Est-il plus difficile de pratiquer un tel métier quand on est une femme ?

Nous sommes en 2017, les temps ont changé. Grâce à des femmes remarquables qui ont ouvert la voie, de nombreuses jeunes artistes féminines font à présent des études pour devenir chefs d’orchestre. Les barrières sont tombées. Je n’ai jamais, pour l’instant, rencontré de problèmes liés à mon sexe. Les musiciens ont besoin d’un leader, quelqu’un qui a des idées et une idée claire de la musique. Ils ne se préoccupent guère de savoir si vous êtes une femme ou un homme. Mais très honnêtement, je saurais vous dire si cela rend les choses plus difficiles ou si c’est un avantage, parce que je suis une femme et je n’ai pas la moindre idée de ce que ce serait que d’être un homme sur le podium !

Parlez-nous de Jérusalem, l’opéra que vous allez diriger à partir du 17 mars à Liège…

Jérusalem est un grand opéra qui contient tous les ingrédients du chef-d’œuvre. Verdi recomposa son œuvre antérieure, I Lombardi, créée en Italie en 1844, cette fois-ci pour Paris. Il serait erroné de penser qu’il s’agit d’une simple transposition de la version italienne ; il s’agit d’un nouvel opéra, avec de nombreuses pages qui sont très différentes de celles des Lombardi. À Liège, nous donnons la version intégrale où figure également un magnifique ballet qui est le plus souvent supprimé, mais que nous avons choisi de maintenir (avec des coupes minimes pour des raisons de timing). Cette œuvre est vocalement extrêmement exigeante pour les rôles principaux. Les chœurs sont littéralement un quatrième personnage et l’orchestration est absolument brillante. On y trouve les ferments du Verdi plus tardif et moult correspondances avec des opéras tels Attila, I due Foscari et des chefs-d’œuvre de jeunesse. J’ai pu travailler très très bien avec les excellents orchestres et chœurs de l’Opéra de Liège ainsi que les solistes.
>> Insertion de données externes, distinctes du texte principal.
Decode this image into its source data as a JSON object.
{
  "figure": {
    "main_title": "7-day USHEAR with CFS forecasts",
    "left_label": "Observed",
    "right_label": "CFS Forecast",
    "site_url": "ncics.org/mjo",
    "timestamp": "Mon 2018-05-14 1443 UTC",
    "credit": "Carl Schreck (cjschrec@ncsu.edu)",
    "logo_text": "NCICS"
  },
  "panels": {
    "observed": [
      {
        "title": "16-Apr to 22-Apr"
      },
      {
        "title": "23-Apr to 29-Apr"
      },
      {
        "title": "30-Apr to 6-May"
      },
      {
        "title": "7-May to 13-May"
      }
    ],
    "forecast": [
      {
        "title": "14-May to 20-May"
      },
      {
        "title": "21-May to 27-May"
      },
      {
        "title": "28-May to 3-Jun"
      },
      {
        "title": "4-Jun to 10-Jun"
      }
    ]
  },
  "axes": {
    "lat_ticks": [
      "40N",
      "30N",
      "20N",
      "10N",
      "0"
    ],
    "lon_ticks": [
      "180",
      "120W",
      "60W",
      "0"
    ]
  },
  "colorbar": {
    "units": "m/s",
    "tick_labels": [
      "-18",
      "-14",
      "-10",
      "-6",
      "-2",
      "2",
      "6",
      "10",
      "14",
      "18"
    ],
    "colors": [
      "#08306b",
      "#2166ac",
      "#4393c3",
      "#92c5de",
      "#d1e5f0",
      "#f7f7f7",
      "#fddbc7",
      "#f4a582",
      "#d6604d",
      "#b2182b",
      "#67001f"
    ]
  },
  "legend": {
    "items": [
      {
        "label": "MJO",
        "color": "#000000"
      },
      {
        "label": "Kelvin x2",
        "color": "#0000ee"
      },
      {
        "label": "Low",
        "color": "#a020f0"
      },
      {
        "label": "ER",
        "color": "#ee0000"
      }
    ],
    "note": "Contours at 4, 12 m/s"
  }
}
C’est un très beau théâtre où tout fonctionne merveilleusement bien.

Parlez-nous de vos intérêts plus personnels…

J’aime les sports de toute nature, surtout le football. Je suis une grande fan de la Juventus. J’aime lire et adore les polars (aussi bien en livres qu’à l’écran), ainsi que les vieux films de Hollywood ou le cinéma italien.

Quels sont vos rêves et vos ambitions en tant que chef d’orchestre?

Pour moi, c’est un cadeau que d’avoir à aller où il me sera donné d’aller, que ce soit pour diriger un grand orchestre ou une formation d’étudiants. Respirer de la musique, en faire, tout cela est une bénédiction que la vie nous donne. Mon rêve consiste à toujours être capable de bien accomplir ce que je fais, de rester fidèle au compositeur et de restituer humblement ce qu’il ou elle a écrit.

Propos recueillis et traduits de l’anglais le 4 mars 2017.